Loan Origination

  • March 12, 2013
  • This post is part of an occasional series on the AppExchange as Salesforce.com celebrates the seventh anniversary of its launch.  The series will focus on some of the most interesting AppExchange applications of the last year.

    The arc of nCino’s brief existence provides a good description of the power of application development on the Force.com platform.  nCino (“Encino” roughly translates from Spanish as “live oak”),  supports commercial loan origination, including CRM functionality to manage the sales process and document management to handle all of the details.  The product was originally developed within a conventional bank, Live Oak Bank in Wilmington, NC.

    To say that Live Oak Bank is conventional is not to imply that it is ordinary.  It is the third largest originator of business loans in the U.S. despite being significantly smaller than its competitors.  With the banking industry in a slump Live Oak could not compete as a low cost provider because borrowing activity was slack and interest rates were at low points.  So the bank decided to innovate and  to compete on business execution.

    Anyone who has paid attention to banking issues during the recession has probably realized that banks had not been keeping up with managing documentation for example, in home mortgages.  But the same has been true of documentation management in commercial loans and it was the content management part of the process that the bank decided to attend to first.

    Live Oak used Force.com to build a commercial loan origination system that could take better care of loan documentation and better attend to the customer relationship issues that attend any loan sale.  But the story doesn’t stop there.

    When Live Oak showed off its new system at Dreamforce 2011 the bank discovered significant demand from other banks at the show.  But not wanting to go into the software business, Live Oak spun off its software to a new company —nCino that is the subject of this piece.

    By taking care of all loan origination documents within its Salesforce CRM instance, nCino has developed an origination process that is streamlined and effective.  The company’s initial data shows that it can cut twenty five percent of the loan origination cycle time and put money into the hands of the business borrower faster than its competition thus providing a unique form of competitive differentiation.

    But operational efficiencies are not the only thing that many bankers are seeking out these days.  The financial crisis exposed the document handling capabilities of many banks as unreliable costing many of them lost time, revenues and legal fees.  Industry data shows that as much as thirty percent of loan documents are inaccurate.  These deficiencies have consequently driven many banks into the market for better document handling software and loan origination systems.

    According to Pierre Naudé CEO of the company, Force.com has enabled his team of 27 people to innovate much faster than other technologies.  After about a year, the company has nine installed customers with five more in process and several more in the pipeline.  The AppExchange continues to be a good source of leads, which might surprise some people because nCino is an enterprise solution.  But Beagle research shows that enterprises shop on the AppExchange just as smaller companies do.

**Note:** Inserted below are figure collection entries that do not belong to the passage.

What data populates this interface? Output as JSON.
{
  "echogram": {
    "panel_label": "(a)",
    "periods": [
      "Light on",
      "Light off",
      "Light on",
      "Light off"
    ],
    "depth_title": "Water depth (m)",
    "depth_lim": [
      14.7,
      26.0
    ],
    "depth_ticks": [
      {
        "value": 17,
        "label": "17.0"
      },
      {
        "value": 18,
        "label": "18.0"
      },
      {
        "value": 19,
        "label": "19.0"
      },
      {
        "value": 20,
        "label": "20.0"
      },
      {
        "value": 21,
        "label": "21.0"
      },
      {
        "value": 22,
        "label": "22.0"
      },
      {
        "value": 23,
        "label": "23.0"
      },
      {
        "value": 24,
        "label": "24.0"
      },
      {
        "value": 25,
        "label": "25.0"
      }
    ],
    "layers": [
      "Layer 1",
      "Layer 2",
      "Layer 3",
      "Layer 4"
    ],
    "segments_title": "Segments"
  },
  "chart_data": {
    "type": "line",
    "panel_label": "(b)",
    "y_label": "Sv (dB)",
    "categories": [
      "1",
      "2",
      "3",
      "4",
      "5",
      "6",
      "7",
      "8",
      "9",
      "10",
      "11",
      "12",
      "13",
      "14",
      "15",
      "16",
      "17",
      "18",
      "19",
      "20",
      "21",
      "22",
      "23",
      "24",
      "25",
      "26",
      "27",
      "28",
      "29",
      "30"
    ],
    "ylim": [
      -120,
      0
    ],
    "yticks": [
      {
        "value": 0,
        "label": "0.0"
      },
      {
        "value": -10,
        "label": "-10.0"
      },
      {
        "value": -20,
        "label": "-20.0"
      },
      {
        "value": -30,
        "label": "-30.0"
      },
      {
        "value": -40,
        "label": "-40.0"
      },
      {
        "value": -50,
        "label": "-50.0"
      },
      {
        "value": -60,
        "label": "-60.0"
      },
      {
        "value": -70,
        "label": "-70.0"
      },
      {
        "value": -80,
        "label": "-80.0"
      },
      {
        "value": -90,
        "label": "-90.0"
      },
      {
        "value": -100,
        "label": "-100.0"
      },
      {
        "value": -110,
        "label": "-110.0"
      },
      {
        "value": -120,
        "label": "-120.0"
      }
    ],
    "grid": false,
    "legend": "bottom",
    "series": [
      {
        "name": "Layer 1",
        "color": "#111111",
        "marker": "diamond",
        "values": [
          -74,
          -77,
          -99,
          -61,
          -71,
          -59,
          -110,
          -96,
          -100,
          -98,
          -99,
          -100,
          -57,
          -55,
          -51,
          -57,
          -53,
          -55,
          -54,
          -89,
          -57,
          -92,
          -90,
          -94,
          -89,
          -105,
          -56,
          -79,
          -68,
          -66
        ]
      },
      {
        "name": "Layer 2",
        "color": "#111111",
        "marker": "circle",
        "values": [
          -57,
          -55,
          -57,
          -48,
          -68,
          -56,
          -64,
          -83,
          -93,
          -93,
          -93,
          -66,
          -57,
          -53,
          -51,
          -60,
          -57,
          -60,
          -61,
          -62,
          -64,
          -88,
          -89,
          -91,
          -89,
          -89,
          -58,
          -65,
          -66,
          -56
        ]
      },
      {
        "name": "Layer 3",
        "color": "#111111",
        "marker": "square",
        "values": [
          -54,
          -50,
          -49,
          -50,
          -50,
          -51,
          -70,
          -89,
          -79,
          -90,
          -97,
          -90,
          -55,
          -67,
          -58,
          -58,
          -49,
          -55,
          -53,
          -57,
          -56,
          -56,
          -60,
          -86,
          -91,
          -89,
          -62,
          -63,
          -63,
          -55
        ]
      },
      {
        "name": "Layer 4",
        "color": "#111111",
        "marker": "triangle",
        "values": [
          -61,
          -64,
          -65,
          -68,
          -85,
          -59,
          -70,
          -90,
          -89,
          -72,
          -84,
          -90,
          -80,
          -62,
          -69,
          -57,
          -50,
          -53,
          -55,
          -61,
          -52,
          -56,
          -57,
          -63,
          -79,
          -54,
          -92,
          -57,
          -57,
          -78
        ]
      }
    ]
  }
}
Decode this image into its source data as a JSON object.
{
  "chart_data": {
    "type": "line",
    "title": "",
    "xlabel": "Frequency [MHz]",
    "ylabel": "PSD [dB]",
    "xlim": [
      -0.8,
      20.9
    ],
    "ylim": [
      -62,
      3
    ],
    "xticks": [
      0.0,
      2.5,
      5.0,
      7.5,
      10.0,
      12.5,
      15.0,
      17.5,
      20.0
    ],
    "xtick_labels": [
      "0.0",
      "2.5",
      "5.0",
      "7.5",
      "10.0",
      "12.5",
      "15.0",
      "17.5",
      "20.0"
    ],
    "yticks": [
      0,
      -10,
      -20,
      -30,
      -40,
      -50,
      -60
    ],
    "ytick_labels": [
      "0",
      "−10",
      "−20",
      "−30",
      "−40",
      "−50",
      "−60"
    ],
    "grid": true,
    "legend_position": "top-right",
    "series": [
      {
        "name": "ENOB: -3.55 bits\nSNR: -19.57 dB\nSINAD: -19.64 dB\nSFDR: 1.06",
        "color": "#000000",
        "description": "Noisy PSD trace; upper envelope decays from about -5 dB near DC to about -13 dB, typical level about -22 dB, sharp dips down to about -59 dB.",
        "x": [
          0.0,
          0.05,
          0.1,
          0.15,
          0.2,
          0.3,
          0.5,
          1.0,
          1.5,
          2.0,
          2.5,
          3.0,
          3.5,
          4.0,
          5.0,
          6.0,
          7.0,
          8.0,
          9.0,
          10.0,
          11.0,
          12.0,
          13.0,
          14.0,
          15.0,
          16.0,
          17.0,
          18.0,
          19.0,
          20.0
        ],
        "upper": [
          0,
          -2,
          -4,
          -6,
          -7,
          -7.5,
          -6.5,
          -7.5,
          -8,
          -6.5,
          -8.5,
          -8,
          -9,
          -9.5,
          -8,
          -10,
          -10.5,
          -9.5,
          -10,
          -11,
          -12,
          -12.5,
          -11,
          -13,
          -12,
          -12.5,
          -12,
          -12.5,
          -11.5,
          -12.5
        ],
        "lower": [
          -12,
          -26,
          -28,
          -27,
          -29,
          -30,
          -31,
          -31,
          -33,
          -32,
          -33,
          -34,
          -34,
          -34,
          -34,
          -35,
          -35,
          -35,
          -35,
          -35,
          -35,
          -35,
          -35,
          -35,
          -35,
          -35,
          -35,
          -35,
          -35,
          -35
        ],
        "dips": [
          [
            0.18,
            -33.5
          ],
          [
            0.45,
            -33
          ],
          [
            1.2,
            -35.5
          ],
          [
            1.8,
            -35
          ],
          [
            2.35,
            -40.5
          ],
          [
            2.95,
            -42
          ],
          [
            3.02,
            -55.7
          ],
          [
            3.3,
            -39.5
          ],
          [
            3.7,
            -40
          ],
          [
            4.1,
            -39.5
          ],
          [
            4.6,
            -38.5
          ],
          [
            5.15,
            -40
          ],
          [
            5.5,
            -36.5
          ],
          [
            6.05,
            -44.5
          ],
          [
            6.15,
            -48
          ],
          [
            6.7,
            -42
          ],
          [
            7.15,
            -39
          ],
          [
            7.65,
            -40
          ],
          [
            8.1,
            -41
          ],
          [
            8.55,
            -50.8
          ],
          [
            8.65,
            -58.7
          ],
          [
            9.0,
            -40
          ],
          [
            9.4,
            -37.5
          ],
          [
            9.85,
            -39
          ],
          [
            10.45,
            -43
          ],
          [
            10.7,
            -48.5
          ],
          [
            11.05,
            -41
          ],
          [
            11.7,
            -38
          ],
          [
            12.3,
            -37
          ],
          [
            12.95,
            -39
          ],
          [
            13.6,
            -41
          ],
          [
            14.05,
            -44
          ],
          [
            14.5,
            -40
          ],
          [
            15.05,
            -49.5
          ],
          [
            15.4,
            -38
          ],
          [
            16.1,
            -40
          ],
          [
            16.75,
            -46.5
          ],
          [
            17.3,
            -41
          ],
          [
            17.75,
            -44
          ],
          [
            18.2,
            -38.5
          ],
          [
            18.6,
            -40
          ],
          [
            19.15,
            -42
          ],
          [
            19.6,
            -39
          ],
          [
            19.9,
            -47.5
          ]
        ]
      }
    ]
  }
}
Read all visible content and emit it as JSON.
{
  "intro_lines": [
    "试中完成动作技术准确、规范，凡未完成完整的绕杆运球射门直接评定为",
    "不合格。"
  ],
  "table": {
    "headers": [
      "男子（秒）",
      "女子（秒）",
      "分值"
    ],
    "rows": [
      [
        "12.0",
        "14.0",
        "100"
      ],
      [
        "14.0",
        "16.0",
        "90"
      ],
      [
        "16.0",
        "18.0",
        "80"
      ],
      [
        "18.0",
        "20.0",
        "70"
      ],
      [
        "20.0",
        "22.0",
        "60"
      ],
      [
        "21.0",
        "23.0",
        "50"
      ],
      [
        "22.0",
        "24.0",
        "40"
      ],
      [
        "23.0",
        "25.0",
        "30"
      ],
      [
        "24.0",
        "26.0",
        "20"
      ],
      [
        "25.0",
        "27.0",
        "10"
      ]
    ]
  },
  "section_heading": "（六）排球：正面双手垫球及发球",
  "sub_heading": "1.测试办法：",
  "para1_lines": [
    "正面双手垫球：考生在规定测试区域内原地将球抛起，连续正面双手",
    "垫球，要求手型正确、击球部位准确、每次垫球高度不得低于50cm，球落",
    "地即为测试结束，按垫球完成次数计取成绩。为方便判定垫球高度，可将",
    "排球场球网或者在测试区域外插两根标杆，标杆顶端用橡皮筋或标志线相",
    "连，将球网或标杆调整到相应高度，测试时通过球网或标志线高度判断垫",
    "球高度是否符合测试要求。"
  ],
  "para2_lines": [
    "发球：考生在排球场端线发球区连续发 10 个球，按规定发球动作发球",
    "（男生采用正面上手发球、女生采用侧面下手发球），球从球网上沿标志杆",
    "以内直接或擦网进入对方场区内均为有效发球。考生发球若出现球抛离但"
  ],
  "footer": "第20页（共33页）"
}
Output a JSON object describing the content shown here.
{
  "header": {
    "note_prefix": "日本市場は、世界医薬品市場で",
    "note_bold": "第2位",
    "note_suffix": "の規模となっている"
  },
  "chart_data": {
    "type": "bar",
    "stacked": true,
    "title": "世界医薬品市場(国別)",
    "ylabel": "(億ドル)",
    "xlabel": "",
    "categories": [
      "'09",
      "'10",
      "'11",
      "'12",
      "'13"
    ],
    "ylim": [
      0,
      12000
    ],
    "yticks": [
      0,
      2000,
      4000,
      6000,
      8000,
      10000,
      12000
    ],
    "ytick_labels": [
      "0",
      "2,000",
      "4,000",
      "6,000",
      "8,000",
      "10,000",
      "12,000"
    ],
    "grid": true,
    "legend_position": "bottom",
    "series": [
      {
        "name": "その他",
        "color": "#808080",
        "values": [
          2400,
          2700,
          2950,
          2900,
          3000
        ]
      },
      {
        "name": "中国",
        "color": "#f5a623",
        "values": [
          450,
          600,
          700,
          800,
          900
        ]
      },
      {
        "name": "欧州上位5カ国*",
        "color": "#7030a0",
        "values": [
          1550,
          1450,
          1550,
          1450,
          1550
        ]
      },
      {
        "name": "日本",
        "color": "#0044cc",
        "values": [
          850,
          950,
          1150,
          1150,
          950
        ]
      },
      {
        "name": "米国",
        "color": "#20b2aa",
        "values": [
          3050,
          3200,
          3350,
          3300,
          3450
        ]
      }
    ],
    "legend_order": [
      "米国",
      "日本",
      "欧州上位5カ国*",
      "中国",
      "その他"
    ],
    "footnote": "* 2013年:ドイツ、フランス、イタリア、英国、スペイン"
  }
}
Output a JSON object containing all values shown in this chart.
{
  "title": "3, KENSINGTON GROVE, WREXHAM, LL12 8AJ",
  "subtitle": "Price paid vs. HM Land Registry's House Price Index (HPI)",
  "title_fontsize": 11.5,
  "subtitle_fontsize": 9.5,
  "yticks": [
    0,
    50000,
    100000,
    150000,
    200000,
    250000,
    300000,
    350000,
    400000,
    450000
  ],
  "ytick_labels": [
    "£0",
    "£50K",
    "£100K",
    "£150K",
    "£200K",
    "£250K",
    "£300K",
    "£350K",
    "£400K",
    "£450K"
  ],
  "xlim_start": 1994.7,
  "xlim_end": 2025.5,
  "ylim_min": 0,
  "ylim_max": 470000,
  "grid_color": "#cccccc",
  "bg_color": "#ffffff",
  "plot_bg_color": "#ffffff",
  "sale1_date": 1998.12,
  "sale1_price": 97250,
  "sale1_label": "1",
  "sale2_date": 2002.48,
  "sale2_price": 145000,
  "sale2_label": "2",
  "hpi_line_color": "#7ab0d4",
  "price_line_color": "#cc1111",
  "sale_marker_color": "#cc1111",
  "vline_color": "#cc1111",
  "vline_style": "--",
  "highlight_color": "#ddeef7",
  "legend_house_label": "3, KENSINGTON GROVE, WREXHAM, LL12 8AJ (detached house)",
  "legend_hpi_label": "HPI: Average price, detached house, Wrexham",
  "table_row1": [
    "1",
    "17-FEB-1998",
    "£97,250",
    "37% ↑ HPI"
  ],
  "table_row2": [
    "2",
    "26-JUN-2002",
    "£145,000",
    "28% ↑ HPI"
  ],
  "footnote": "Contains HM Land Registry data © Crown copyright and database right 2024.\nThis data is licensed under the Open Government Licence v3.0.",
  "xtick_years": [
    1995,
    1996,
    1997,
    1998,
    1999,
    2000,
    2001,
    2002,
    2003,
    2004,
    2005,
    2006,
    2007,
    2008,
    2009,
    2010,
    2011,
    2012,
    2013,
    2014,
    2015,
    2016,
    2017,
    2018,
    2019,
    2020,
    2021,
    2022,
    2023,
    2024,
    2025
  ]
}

    Perhaps another surprise for some people familiar with banking is the nature of the solution.  nCino is a cloud offering like all Salesforce solutions and the banking industry, according to Naudé has accepted it without fanfare.  Naudé says it is because “many banks and credit unions have been using hosted solutions for some time, and there’s no difference between running a hosted solution in some remote data center and running a SaaS solution.”  It helps that Salesforce already has all of the certifications that bankers look for including SOC Types 1, 2, and 3 and that it is PCI (private card issuer) compliant.  nCino relies on these certifications as cornerstones of its business and they simply come along with the Salesforce service.

    nCino was started with a loan from Live Oak Bank and it has since raised an A round of funding worth $7.5 million, which Naudé says was oversubscribed.  The company’s roadmap includes delivering a mortgage origination system and retail loan facility later this year but the company does not release information about its roadmap beyond that.

    nCino is a great story about what’s possible given the power of the Force.com platform and the AppExchange.  More than this it provides a useful model for the future of enterprise software.